Credit Spreads and Market Liquidity
Meanwhile, credit market data highlight the pressure on capital costs. The spread on BBB-rated corporate bonds widened by 15 basis points in April, reflecting investor caution amid tariff uncertainty and slower growth (ICE BofA, May 2025). Leveraged loan spreads also increased, with the average margin for new issues rising to L+400 basis points, the highest level since late 2023 (LCD, May 2025). In the private credit secondary market, bid-ask spreads have widened as LPs reduce exposure, limiting liquidity for those looking to downsize risk (Preqin Secondary Markets Monitor, Q2 2025). These conditions raise funding costs for bridge loan and mezzanine financing, challenging lenders to maintain underwriting standards while preserving margins.
Implications for Private Lending
For private lenders and investors in the BPL space, the convergence of tighter policies, rising costs, and wavering demand presents both risks and opportunities. According to internal data from Private Lender Law, April 2025 marked the weakest origination month since April 2020, when the pandemic shut down markets. Early May has shown tentative signs of recovery, as investors dip their toes back in and borrowers carefully resume transactions.

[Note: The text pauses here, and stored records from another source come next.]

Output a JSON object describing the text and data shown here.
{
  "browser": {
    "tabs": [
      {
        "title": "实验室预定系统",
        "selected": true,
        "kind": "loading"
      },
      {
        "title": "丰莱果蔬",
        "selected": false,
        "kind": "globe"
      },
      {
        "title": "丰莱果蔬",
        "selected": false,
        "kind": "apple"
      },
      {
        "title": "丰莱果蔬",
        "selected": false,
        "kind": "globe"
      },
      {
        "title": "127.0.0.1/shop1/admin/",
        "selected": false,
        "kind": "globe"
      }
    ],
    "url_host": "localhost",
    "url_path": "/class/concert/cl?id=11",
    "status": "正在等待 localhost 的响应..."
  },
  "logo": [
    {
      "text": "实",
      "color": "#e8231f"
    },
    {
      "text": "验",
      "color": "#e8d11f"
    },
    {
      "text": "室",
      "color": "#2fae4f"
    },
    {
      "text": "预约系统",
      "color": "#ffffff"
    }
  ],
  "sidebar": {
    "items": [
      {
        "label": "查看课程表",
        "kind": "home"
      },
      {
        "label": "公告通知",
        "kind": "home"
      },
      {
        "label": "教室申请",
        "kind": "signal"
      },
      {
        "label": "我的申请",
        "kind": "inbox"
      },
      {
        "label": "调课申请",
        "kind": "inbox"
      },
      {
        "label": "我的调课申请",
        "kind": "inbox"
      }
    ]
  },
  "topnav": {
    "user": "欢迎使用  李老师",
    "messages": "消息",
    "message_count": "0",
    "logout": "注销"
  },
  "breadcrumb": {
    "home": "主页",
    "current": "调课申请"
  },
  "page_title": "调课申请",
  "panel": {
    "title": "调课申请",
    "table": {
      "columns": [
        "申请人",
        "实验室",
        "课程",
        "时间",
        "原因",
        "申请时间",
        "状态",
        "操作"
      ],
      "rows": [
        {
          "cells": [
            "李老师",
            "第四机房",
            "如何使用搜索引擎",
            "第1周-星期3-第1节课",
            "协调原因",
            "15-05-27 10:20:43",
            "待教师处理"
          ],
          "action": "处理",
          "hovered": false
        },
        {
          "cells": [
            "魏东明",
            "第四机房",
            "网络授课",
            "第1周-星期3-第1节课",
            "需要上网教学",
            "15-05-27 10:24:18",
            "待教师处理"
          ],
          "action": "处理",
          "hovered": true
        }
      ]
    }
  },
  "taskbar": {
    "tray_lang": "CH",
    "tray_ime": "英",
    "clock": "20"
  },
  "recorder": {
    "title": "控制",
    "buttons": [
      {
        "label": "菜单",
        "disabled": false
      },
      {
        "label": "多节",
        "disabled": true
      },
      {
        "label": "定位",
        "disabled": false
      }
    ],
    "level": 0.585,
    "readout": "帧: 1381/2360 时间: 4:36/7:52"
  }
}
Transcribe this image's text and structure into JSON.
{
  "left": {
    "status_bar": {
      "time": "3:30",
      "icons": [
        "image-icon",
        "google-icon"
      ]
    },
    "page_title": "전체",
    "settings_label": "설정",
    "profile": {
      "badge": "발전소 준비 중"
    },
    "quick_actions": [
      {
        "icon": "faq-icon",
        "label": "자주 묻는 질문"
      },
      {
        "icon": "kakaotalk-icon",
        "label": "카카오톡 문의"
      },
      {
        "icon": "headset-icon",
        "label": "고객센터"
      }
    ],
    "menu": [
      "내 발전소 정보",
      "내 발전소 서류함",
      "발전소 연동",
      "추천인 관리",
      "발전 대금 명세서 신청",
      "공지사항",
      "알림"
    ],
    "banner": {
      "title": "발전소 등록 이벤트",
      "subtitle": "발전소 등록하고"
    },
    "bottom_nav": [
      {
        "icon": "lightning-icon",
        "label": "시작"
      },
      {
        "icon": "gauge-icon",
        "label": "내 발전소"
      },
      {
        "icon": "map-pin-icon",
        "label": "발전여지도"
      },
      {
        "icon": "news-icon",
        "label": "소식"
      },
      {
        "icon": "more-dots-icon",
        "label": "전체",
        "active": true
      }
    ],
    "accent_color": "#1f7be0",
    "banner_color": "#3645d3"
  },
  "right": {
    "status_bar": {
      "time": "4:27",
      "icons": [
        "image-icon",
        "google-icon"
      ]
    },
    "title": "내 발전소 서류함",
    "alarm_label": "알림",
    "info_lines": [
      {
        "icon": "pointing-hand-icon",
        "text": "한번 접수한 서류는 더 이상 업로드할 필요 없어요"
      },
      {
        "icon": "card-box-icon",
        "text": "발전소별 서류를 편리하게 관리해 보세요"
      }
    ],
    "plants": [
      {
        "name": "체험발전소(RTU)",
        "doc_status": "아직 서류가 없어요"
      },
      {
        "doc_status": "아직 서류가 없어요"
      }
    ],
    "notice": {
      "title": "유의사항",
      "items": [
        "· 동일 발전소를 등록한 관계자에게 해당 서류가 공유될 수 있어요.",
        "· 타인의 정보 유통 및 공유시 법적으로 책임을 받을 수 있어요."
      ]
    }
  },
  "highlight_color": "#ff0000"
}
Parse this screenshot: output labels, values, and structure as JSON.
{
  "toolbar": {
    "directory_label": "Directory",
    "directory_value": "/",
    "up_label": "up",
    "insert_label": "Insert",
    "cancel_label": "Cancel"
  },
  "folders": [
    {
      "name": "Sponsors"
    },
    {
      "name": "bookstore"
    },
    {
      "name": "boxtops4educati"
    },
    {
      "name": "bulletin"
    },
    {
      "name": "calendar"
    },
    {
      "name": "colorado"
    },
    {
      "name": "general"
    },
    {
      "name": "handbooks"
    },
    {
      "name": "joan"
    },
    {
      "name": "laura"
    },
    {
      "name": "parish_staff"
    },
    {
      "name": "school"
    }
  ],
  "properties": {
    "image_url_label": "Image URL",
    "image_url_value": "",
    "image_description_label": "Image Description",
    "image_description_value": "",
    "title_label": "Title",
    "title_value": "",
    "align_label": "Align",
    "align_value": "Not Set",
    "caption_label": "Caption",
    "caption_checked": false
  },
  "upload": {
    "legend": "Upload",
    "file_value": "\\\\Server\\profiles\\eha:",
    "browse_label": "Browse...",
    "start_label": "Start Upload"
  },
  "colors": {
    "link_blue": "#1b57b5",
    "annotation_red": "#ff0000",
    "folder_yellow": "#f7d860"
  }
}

However, the underlying current remains turbulent, and professionals across the industry are preparing for potential headwinds. With banks strengthening reserves against recession risks, private credit — particularly asset-backed RTL and DSCR financing — continues to attract capital due to its agility and yield advantages.
For private lending, specifically the RTL and DSCR products, to succeed, the economy must promote a viable and certain transactional world. Any further disruption will hinder the private lending industry’s ability to grow and thrive.
Outlook and Strategies for Lenders
To navigate these choppy waters, private lenders should:
» Prioritize asset-backed structures and conservative loan-to-value ratios to reduce collateral valuation risk.
» Maintain strong liquidity buffers and diversify funding sources, including warehouse lines, institutional credit, and NAV financing.
» Keep a close eye on trade negotiation developments and adjust pricing models to reflect tariff-related input costs.
» Utilize flexible covenants and stress-testing frameworks to guard against rapid rate changes or credit shocks.
» Form institutional partnerships to tap into the sustainable demand for direct lending and asset-backed credit strategies.
My advice: Proceed with caution, preserve liquidity, and always remember “You never know when you’re going to need a bigger boat.”